WASHINGTON, D.C. -- Representatives from some of America's most beautiful public and private lands will congregate in Washington, D.C., for National Invasive Weed Awareness Week, which will be hosted by the Invasive Weed Awareness Coalition Feb. 26-March 3, 2006.

Conference attendees come from varying backgrounds, but share a common goal: to manage invasive weeds in the United States and protect our native ecosystems.



Now in its seventh year, NIWAW focuses on sharing invasive weed information with government officials and collaborating with experts to address what has become a national and global environmental concern.



Non-native plant infestations continue to spread across the United States and weed experts will continue to work through IWAC to educate others on the impacts of these plant invasions. During the week, NIWAW participants will help members of Congress and congressional staff to understand the economic and environmental threat of invasive and noxious weeds to our nation.



Participants will showcase successful control strategies and tactics in an effort to expand opportunities for success in new locations that face similar challenges. In 2004, President Bush signed the Noxious Weed Control and Eradication Act, which authorized noxious weed control programs.



"For the first time in 20 years, we have the critical legislation in place to help address noxious and invasive weeds. We believe this initial legislation will accelerate land managers' abilities to tackle this growing environmental challenge," said Nelroy Jackson, chair of IWAC.



NIWAW officials expect more than 200 representatives from industry associations, professional societies, non-governmental organizations, and state and federal agencies at this year's event. Attendees will have the opportunity to attend briefings with the Departments of Agriculture, Interior and Defense as well as the National Invasive Species Council on the problems caused by invasive vegetation. They will see the federal, state and local projects designed to curb the spread of terrestrial and aquatic noxious weeds, including the formation of Cooperative Weed Management Areas (CWMAs) throughout the country.



A CWMA facilitates the partnership of multiple stakeholder groups whose common goal is the control and eradication of noxious and invasive plant species.



"The CWMA model demonstrates our NIWAW goals," Jackson said. "Because weeds know no borders, we must set aside our own organizational boundaries and work together to address problems collaboratively. NIWAW provides an opportunity to share our successes and help each other design programs that are well-planned and well-implemented, in order to increase the rate of success."



Also during the entire week of NIWAW, the U.S. Botanic Garden will showcase displays designed by state and federal agency staff that demonstrate how to identify invasive plants and that highlight successful partnership projects. The public is invited and encouraged to view the displays, which will include exhibits on such menacing invasive weeds as:


  • Garlic Mustard: Grows in a wide range of moist to dry habitats, including roadsides, floodplains and forests throughout the Mid-West and Northeast. Each year, a single plant can produce hundreds of seeds that scatter up to several yards from the parent plant. Invasions of this weed have led to the decline of the West Virginia white butterfly; chemicals in the plant appear to be toxic to the butterfly's eggs.


  • Giant Reed: Grows in the West from Texas to California, and in the East from Virginia to Kentucky and Missouri southward. It chokes water supplies from riversides and stream channels, as well as reduces habitat for the Least Bell's vireo, a federally listed endangered bird.


  • Orange Hawkweed: Ranges from Alaska to Maine in pastures, abandoned farmland, mountain meadows and open woodlands. Its allelopathic qualities allow it to inhibit other plants by producing toxic chemicals in the surrounding soil.


  • Water Chestnut: Grows in any freshwater setting, from intertidal waters to waters 12 feet deep and is found in Maryland, Massachusetts, New York and Pennsylvania. It reduces oxygen levels, potentially increasing fish kills, and forms dense floating mats that severely limit boating, fishing, swimming and other recreational activities.

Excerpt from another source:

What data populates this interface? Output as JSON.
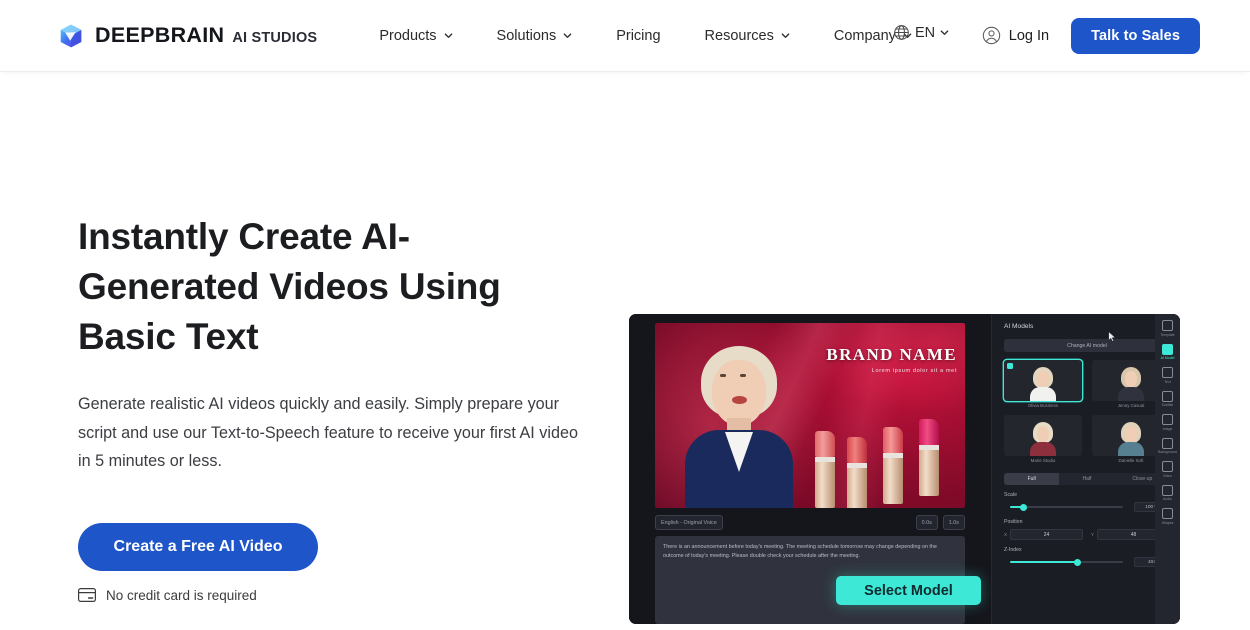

  • IWAC works to educate individuals and organizations on steps they can take to protect land, such as learning more about invasive weeds, recognizing plants that are out of place and alerting appropriate local agencies to their presence. IWAC raises public awareness of the importance of responsibly selecting noninvasive plants for landscaping and preventing inadvertent transportation of invasive plant species or their seeds to new areas.



    IWAC works cooperatively with the Federal Interagency Committee for the Management of Noxious and Exotic Weeds (FICMNEW), a partnership of the EPA and 15 federal agencies from the Departments of Agriculture, Interior, Defense, Energy and Transportation.



    IWAC also works closely with industry, other federal and state agencies, and non-government organizations such as the Weed Science Society of America and The Nature Conservancy.